At minimum, Kass badly needs a copy editor to straighten this mess out. Exactly what did Devine say, and where did she say it? The open-quotes and close-quotes, single quotes and double, are all stirred up in a soup. I guess Kass had an editor who'd fix this at the Tribune, but no longer. He goes on,
Originally I had planned to write a different column about Obama, a light piece with the former president on the psychiatric couch being psychoanalyzed, worrying about the crease in his trousers, complaining about the conservative media, about his wife’s podcast, complaining about disloyal Democrats and the Federal Grand Jury examining his actions and those of his Deep State intelligence dogs and so on.

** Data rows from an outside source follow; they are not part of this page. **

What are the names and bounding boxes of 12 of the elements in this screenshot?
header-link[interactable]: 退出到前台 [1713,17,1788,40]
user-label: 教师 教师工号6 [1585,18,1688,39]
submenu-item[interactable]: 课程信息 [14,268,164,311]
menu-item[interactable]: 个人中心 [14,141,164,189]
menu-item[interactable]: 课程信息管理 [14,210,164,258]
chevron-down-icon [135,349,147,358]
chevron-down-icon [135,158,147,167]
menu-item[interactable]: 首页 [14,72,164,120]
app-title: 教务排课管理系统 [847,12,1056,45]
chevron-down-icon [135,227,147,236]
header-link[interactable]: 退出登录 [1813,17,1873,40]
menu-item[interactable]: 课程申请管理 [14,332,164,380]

Who knows? I might return to it.
But I was trained as a newspaperman. And Miranda Devine is a hard news person, though she liked the idea of Obama on my comfy couch.
I think Devine was being polite. This is all fluff, mixed with self-promotion. I don't think I could live with myself knowing I had to do this to make money.The odd thing was that as an Ivy undergraduate, I got the same feeling reading the opinion pieces in the campus newspaper. In freshman comp, the professors were on my case for things like vagueness, poor puncutation, sweeping generalizations, and all the usual other stuff, but the writers in the campus rag were doing exactly the same things and getting away with it. And since this was an Ivy, within a few years, you'd see those same bylines in New York, Washington, San Francisco, and Chicago getting away with esactly the same thing.
Somehow I don't think this was a mistake. The people who ran the planet wanted it this way. They still do. They want writers to be obtuse, lazy, and narcissistic. Just look at John Kass.